Loi n° 1985/25 modifiant le Code de Procédure pénale
27 février 1985 PDF · 8.0 MB
Résumé
La loi n° 1985/25 du 27 février 1985 modifie le Code de Procédure pénale du Sénégal. Elle résulte des travaux de la Conférence nationale judiciaire tenue en mai 1984, visant à réformer l’organisation judiciaire et à adapter le code aux nouvelles structures judiciaires, notamment la création des tribunaux régionaux et départementaux en remplacement des tribunaux de première instance et des justices de paix. Les modifications portent sur deux axes principaux : l’adaptation des textes aux nouvelles appellations judiciaires et des réformes de fond pour accélérer les procédures, protéger les victimes et renforcer les garanties des libertés individuelles.
Points clés
- Adaptation du Code de Procédure pénale à la nouvelle organisation judiciaire (loi n° 84-19 du 2 février 1984).
- Accélération des procédures judiciaires : extension de la notion de flagrance, fixation de délais stricts, limitation des renvois à l’audience, et sanctions disciplinaires contre le personnel judiciaire en cas de non-respect des délais.
- Protection des victimes : mesures conservatoires pour éviter l’insolvabilité des auteurs d’infractions, avis en cas de classement sans suite, et utilisation de la procédure de flagrance pour les chèques sans provision.
- Renforcement des garanties des libertés individuelles : réglementation de la garde à vue, limitation de la détention provisoire, instauration du contrôle judiciaire, et réduction des cas de détention obligatoire.
- Modification de l’intitulé « détention préventive » en « détention provisoire ».

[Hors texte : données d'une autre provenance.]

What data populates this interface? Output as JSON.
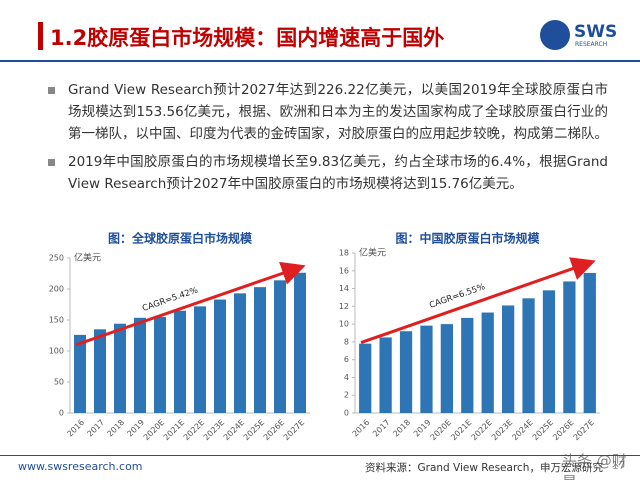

- Création d’un Titre XI introduisant des sanctions disciplinaires pour le non-respect des délais et formalités prévus par le code.
Détails et éléments notables
- Références légales :
- Loi n° 84-19 du 2 février 1984 (organisation judiciaire).
- Articles modifiés du Code de Procédure pénale : 18, 21, 24, 26, 31, 36 à 38, 41, 44, 55 à 57, 59, 63, 69, 71, 77, 127, 129, 140, 146, 150, 151, 153, 155, 169, 173 à 175, 179, 180, 200, 212, 368 à 371, 386, 387, 389, 451, 457 à 459, 461, 473, 478, 479, 485, 486, 490, 492, 500, 522, 527, 535, 542, 547, 550, 569, 570, 572, 585, 598, 604, 607, 651, 657 à 659, 672, 683, 686, 700, 714, 726.
- Articles ajoutés : 87 bis, 127 bis, 127 ter, 155 bis, 372 bis, 410 bis, 482 bis, 482 ter, 482 quater, 755 bis.
- Articles abrogés : 7° de l’alinéa premier de l’article 15, article 22, article 480 bis, alinéa 2 de l’article 511.
- Acteurs et institutions :
- Président de la République (Abdou Diouf).
- Assemblée nationale (délibération et adoption le 8 février 1985).
- Ministère de la Justice.
- Tribunaux régionaux et départementaux.
- Procureur de la République, Procureur général, Chambre d’Accusation.
- Officiers de police judiciaire, juges d’instruction, greffiers.
- Mesures spécifiques :
- Garde à vue : durée maximale de 24 à 48 heures, prolongation possible sous conditions, examen médical obligatoire sur demande.
- Détention provisoire : durée limitée à six mois en matière correctionnelle, renouvelable par ordonnance motivée, mise en liberté d’office en l’absence de renouvellement.
- Contrôle judiciaire : possibilité de placer l’inculpé sous contrôle judiciaire avec des mesures personnalisées (ex. : retrait de passeport).
- Mesures conservatoires : possibilité pour le juge d’instruction ou le tribunal d’ordonner des mesures sur les biens de l’inculpé.
- Sanctions disciplinaires : introduction d’un Titre XI pour sanctionner le non-respect des délais et formalités par les magistrats et greffiers.